The incentive package, agreed on by the five permanent members of the U.N. Security Council and Germany, carries the threat of U.N. sanctions if Iran remains defiant over continuing uranium enrichment.
"The Iranian nation won't give in to talks that contain threats or conditions that seek to deprive our definite right," Ahmadinejad said. At an Asian security conference, Defense Secretary Donald H. Rumsfeld said Washington was hoping for a positive Iranian response to the incentives package. The Pentagon chief said he hoped Iran would "recognize the seriousness and substance" of the offer. He added that the United States agreed to the proposals because progress in talks involving Iran and Europe had gotten to a point where they did not seem to be moving forward.
The Vatican, meanwhile, insisted that diplomacy is the only option for resolving the crisis.
The Holy See "is firmly convinced that even the present difficulties can and must be overcome through the diplomatic path, using all means which diplomacy can avail itself of," Vatican spokesman Joaquin Navarro-Valls said in a statement.

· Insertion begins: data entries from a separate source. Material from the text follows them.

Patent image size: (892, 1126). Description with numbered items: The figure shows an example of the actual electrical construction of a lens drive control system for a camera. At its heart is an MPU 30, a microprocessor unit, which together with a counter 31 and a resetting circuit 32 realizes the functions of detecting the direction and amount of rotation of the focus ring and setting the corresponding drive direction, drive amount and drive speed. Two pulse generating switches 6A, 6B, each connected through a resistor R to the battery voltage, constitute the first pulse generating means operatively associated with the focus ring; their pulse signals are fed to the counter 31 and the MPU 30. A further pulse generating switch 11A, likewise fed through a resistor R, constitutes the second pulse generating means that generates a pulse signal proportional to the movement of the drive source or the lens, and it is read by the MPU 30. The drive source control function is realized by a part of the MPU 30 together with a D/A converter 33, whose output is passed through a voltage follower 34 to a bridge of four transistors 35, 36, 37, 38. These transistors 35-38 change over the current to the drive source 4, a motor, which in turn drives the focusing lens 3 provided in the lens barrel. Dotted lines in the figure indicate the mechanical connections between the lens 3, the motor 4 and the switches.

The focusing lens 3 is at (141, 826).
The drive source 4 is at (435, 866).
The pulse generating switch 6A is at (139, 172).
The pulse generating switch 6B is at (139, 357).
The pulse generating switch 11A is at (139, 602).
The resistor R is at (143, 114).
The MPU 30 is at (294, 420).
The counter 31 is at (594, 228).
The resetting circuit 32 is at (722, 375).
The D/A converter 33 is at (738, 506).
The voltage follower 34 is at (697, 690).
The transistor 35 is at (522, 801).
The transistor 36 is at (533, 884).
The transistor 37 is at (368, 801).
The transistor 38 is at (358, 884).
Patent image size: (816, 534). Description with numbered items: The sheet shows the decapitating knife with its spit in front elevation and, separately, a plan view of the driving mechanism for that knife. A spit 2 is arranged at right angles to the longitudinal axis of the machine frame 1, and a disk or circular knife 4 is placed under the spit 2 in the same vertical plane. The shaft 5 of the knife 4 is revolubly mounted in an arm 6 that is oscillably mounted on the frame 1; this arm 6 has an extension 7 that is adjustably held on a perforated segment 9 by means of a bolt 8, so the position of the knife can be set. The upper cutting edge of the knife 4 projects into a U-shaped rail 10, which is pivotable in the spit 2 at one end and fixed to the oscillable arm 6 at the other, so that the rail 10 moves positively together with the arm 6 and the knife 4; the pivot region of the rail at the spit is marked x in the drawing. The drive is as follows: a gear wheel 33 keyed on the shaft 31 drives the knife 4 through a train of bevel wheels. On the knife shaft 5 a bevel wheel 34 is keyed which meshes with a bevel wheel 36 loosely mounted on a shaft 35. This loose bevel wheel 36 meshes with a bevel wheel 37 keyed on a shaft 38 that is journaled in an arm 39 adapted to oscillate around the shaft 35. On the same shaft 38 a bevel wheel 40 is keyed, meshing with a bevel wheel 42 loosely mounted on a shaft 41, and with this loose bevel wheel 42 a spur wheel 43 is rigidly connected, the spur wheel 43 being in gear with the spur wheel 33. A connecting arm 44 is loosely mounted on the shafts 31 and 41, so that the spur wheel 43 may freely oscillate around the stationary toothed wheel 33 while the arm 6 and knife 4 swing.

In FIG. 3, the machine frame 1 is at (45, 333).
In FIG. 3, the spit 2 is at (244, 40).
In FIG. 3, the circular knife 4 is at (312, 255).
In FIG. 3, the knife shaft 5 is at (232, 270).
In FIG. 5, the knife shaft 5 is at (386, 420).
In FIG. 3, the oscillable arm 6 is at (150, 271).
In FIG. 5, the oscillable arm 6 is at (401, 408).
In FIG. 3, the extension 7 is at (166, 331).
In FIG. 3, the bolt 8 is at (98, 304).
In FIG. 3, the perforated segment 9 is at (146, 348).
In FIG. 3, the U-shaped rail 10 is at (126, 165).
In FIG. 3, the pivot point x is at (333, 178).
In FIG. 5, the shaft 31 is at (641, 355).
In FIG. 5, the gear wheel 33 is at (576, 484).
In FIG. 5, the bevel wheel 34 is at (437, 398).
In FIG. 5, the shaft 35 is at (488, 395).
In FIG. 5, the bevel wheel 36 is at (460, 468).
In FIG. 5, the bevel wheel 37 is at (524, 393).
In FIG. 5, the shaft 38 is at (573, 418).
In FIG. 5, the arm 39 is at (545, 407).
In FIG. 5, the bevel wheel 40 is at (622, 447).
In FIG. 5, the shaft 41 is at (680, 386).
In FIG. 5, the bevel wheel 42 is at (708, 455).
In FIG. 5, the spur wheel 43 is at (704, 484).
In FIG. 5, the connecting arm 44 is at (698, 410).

Iran announced April 11 that it had enriched uranium for the first time, using 164 centrifuges. Enrichment can produce either fuel for a nuclear reactor or material for a warhead — but tens of thousands of centrifuges are needed to do either on a large scale. Iran has said intends to move toward large-scale enrichment involving 3,000 centrifuges by late 2006 but also indicated it might suspend large-scale uranium enrichment to ease tensions.